Conquistas e desafios
Quando se está à frente de uma comunidade não importa o tamanho dela: o trabalho tem que ser sério. Saber que essa atividade envolve uma série de fatores, tanto pessoais quanto profissionais. E, com o passar do tempo, sentimos necessidade de nos organizar, de ter um local próprio, sair da informalidade e passar para algo mais formal, porque começamos a crescer e receber pessoas vindas de fora.
Para criar a Cicapi – e isso eu digo com muito carinho -, tivermos um apoio muito grande da Revital Poleg, que na época era representante da Agência Judaica no Brasil. e de Sergio Napchan, atual diretor da CONIB. Ambos estiveram aqui em Vitória e nos disseram: “Vocês vão ter todo o nosso apoio, mas o trabalho é de vocês. Vocês é que vão ter que fazer tudo acontecer”. E assim fizemos. Já de início conseguimos com que a prefeitura de Vitória reconhecesse a data de 27 de Janeiro - Dia Internacional em Memória às Vítimas do Holocausto -como uma data oficial do calendário da cidade. Isso, com a ajuda de um deputado estadual – dr. Jorge Silva, do Partido Humanista da Solidariedade (PHS) - que tínhamos na época, acabou chegando até Brasília com uma proposta de que avance em uma lei nacional, o que ainda não aconteceu, mas vamos voltar a dar andamento a essa questão junto com a CONIB.

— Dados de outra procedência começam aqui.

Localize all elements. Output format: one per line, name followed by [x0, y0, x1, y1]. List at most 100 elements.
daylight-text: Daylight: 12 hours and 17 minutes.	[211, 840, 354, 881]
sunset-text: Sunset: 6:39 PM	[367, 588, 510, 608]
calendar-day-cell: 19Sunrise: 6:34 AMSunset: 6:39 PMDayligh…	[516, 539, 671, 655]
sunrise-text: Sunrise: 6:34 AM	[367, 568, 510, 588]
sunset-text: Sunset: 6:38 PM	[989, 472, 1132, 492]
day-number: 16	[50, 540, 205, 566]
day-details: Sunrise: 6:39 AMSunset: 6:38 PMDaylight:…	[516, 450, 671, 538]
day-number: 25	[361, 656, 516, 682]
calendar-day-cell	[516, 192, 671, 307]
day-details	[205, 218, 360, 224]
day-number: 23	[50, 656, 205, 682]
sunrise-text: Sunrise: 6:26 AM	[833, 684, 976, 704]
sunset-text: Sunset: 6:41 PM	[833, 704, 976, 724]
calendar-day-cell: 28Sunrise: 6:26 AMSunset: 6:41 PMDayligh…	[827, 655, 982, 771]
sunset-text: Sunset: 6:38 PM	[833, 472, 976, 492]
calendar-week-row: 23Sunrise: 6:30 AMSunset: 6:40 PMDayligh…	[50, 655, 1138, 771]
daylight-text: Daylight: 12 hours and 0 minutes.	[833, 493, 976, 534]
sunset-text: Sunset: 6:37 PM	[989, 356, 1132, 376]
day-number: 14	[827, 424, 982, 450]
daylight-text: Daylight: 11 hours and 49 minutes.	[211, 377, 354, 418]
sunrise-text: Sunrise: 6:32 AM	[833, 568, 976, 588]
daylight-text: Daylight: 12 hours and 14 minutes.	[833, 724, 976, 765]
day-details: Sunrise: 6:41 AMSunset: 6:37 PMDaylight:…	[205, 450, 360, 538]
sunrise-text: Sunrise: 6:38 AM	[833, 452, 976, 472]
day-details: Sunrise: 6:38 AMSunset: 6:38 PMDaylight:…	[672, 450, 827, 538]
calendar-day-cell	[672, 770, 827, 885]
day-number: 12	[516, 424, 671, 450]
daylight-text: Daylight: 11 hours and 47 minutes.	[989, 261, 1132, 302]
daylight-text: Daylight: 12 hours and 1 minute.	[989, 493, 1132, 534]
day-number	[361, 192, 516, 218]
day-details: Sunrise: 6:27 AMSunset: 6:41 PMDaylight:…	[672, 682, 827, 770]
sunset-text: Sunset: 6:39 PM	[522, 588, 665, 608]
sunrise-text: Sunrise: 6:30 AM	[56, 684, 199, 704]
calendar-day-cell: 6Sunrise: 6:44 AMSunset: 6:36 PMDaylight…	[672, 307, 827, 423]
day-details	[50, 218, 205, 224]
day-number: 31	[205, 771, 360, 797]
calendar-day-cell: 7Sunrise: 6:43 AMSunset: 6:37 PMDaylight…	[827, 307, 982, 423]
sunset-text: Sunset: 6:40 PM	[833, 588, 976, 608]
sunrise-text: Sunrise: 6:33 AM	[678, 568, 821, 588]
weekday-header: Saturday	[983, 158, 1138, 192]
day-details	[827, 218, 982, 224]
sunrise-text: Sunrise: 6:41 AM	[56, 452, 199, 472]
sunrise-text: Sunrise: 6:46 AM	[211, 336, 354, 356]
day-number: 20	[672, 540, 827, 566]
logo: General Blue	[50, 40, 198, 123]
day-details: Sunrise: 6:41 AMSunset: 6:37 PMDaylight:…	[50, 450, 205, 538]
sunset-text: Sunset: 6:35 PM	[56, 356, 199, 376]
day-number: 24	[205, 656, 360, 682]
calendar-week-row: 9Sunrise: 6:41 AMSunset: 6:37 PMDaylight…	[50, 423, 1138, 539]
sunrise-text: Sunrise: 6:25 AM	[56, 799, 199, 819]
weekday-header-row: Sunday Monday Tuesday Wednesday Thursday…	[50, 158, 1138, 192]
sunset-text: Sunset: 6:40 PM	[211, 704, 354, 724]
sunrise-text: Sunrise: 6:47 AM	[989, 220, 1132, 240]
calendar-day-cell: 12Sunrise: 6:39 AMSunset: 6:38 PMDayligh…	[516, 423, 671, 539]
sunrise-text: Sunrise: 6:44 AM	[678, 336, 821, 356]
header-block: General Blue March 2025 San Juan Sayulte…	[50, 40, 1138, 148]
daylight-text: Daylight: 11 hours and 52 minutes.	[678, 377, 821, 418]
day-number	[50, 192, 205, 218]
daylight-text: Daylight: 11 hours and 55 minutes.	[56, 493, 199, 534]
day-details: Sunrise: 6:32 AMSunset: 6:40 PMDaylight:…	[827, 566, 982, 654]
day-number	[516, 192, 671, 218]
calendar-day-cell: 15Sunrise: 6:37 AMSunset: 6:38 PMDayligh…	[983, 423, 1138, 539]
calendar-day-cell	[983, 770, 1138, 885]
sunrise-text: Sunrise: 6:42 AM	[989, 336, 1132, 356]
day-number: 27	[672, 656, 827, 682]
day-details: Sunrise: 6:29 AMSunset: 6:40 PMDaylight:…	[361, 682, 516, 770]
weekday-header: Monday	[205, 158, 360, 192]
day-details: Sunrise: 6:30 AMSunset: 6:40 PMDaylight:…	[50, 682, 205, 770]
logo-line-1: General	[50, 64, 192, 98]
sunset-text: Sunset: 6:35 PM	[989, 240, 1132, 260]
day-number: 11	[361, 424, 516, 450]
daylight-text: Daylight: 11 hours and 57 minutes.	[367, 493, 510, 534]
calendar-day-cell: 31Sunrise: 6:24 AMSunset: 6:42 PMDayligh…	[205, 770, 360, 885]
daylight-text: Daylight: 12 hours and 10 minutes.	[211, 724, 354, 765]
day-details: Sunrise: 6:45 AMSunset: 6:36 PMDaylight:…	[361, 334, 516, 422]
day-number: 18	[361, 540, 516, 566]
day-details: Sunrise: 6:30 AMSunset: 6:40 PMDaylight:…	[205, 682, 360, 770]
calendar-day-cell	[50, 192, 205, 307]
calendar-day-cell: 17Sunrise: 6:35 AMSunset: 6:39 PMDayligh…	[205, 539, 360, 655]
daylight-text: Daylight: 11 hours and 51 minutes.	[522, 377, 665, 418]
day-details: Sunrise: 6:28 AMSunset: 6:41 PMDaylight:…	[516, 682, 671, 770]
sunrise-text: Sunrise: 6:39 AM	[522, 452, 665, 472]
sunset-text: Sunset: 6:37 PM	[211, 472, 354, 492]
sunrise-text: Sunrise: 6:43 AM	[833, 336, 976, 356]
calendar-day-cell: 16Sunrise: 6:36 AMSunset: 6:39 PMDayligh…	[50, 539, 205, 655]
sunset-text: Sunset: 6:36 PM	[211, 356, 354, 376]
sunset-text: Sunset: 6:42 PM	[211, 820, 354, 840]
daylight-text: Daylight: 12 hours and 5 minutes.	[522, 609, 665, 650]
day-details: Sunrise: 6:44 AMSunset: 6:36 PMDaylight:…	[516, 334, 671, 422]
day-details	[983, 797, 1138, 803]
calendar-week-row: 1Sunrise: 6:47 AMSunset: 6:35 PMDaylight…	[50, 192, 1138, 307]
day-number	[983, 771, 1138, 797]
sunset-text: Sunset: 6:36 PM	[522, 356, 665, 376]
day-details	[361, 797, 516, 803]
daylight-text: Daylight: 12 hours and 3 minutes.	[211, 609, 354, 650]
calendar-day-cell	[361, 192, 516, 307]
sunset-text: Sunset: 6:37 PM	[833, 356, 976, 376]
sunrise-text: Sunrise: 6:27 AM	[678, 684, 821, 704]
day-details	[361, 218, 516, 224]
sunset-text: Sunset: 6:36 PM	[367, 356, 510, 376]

Mas creio que o maior desafio foi desmistificar, dentro de uma sociedade que não estava habituada com judeus, algumas questões e trabalhar outros temas ligados ao antissemitismo. Aqui as pessoas acreditam que é algo corriqueiro e normal falar expressões antissemitas, ou agir de determinada maneira. Nós tivemos uma situação muito complicada aqui com um professor que dava aula de História numa escola particular aqui na grande Vitória – na maior escola privada do Espírito Santo -, em que ele foi vestido com uniforme nazista para dar uma aula sobre o Holocausto. Isso teve grande repercussão na imprensa e tivemos o apoio, inclusive, de alunos desse professor. E a Cicapi precisou se manifestar naquele momento, dizendo que aquilo não era correto. Na ocasião também fomos procurados pelos jornais e o professor teve que se retratar, embora o tenha feito também de forma errada. Ele escreveu um artigo nos jornais se desculpando e no final citou a mesma frase exibida na entrada do campo de concentração de Auschwitz: “O trabalho liberta”. Ou seja, ele continuou sem entender o que havia feito.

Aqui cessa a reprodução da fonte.